That does concern me very much..

Dont want the packages detained and tested especially if we going to be doing a large group order.


----------



## Zodiac (17/4/14)

I don't think you should be too concerned @BhavZ, this was one package out of many. I am ordering soon, so pm me if interested.


----------



## BhavZ (17/4/14)

Zodiac said:


> I don't think you should be too concerned @BhavZ, this was one package out of many. I am ordering soon, so pm me if interested.


Thanks dude, much appreciated

Reactions: Like 1


----------



## VapeCulture (17/4/14)

Hey guys,

E-liquid has a 10% customs duty at the moment.

Also remember to take into account Customs ATV rate which is how they calculate VAT. they take the cost of the goods and basically add 10% on for themselves, then charge you 14% VAT on the total

Shipping can be anywhere from 20% to 50% if not more of the cost. If ordering from the USA I would suggest asking for normal postage as its cheap and only takes about 10 days to arrive.


----------



## Cat (20/6/14)

That "normal" postage is USPS Standard Airmail. 10 days or less if it is a small padded envelope, because it goes like a letter. Any bigger, any box, it takes 3 weeks or 3 to 4 weeks.
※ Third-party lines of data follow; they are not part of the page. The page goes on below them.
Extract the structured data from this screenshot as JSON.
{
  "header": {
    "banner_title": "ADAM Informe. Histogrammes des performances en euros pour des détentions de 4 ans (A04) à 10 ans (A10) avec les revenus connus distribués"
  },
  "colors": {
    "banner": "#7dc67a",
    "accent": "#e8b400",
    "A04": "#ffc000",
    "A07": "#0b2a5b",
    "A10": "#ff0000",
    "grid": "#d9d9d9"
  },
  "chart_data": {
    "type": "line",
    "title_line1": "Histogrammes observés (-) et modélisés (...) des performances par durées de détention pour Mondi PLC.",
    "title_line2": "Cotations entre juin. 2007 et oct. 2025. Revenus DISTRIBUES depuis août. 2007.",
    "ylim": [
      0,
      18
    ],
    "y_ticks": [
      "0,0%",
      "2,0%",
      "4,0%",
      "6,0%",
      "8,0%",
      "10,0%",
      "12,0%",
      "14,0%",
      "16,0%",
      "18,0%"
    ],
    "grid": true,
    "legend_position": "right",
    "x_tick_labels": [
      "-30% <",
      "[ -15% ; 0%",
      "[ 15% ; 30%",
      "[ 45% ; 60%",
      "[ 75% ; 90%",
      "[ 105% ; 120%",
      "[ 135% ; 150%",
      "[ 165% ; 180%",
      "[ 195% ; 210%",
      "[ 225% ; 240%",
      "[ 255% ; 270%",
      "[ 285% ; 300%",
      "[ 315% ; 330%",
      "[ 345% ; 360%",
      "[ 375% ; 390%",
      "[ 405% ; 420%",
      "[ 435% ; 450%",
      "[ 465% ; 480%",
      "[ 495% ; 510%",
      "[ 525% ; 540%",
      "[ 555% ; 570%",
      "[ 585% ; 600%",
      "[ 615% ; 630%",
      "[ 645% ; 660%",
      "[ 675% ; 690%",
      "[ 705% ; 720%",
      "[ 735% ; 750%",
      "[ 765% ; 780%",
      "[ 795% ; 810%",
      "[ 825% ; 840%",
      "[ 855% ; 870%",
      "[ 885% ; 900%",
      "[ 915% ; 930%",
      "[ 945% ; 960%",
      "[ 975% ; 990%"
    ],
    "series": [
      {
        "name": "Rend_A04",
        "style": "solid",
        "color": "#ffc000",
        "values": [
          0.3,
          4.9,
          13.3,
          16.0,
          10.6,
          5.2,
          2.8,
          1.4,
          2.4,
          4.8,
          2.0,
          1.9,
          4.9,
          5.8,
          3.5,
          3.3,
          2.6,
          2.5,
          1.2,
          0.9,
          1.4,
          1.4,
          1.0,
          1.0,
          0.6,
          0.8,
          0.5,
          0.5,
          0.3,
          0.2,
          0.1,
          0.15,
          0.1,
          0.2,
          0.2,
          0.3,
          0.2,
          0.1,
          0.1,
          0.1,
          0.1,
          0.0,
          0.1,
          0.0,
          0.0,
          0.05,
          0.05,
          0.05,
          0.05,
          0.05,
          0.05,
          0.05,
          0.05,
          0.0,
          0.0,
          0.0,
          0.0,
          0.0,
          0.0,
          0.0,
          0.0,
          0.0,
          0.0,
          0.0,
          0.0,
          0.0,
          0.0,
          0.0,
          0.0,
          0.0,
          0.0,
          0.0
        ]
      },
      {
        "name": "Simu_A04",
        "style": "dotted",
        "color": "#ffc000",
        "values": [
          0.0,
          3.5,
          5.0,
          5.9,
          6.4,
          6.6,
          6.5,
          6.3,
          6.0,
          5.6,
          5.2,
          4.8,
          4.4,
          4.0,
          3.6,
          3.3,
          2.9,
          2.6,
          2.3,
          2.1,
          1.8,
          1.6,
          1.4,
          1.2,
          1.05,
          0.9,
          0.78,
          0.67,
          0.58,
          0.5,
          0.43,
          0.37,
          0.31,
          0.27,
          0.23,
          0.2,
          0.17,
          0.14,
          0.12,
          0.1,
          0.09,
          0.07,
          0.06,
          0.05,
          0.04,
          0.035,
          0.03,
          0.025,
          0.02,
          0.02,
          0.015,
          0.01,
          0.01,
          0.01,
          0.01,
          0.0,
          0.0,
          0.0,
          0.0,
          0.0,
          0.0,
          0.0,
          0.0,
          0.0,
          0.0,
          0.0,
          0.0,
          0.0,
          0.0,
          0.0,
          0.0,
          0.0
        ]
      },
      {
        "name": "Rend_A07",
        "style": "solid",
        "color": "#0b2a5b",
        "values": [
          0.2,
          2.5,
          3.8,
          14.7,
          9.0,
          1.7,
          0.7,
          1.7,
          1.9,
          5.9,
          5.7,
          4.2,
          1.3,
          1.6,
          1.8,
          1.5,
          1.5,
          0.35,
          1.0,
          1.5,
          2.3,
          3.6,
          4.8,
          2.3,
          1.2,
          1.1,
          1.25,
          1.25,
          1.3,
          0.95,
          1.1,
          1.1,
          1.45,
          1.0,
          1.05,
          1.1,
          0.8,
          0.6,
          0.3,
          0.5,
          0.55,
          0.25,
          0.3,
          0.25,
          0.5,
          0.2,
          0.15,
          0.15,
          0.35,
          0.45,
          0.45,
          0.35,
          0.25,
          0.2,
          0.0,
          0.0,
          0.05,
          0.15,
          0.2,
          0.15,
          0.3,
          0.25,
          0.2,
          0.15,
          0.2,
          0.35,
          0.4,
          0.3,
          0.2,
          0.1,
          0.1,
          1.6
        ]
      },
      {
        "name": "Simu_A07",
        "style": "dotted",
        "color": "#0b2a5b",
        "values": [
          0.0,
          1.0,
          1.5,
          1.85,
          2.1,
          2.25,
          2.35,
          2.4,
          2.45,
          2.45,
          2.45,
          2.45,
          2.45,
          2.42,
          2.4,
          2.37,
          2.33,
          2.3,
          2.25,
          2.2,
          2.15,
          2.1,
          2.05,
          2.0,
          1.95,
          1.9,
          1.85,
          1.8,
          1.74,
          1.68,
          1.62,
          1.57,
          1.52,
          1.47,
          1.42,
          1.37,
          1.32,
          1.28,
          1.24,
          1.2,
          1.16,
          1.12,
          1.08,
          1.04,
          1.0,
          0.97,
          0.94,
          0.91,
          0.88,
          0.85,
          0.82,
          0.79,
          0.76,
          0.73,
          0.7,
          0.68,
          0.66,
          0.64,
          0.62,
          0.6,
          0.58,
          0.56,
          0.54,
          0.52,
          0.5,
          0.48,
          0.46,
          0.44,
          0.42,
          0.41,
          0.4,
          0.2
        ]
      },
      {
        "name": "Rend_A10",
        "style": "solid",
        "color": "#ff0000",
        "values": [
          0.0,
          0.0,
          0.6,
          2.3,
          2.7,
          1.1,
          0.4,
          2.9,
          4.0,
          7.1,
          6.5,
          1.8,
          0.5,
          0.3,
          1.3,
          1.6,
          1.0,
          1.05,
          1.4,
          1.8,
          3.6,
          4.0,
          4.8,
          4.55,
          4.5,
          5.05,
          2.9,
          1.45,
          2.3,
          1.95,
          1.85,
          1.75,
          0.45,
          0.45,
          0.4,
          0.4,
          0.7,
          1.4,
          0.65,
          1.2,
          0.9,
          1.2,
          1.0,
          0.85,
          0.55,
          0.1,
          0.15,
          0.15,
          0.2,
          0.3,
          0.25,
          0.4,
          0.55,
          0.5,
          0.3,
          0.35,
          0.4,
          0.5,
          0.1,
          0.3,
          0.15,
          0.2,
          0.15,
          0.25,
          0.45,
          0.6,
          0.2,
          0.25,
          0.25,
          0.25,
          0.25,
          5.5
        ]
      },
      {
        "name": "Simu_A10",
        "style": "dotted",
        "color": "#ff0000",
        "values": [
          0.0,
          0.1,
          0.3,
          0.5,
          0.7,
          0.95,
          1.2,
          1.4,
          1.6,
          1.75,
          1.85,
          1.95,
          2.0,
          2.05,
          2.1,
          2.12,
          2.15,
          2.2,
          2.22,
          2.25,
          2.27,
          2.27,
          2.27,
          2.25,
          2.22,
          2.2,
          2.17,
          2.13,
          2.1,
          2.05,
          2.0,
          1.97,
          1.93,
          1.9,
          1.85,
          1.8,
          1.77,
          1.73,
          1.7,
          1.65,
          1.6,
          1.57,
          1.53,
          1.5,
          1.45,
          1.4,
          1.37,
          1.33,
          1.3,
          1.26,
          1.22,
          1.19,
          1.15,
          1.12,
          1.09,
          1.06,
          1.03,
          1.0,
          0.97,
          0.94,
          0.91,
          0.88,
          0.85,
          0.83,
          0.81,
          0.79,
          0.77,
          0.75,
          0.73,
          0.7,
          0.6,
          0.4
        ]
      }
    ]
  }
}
USPS International Priority, which is what a lot of sellers use, only, costs much more, like twice as much as standard airmail but takes _same 3-4 weeks, same process_ this side, is not tracked outside of USA. USPS International Express, is EMS (Expedited Mail Service / Express Mail Service; does not apply to all countries, postal services have to be a signatory to the international agreement)...takes 7 working days, is delivered to you by Speed Services, you _will_ pay VAT + R30. All relatively expensive - USPS rates increased significantly about 2 years ago.


----------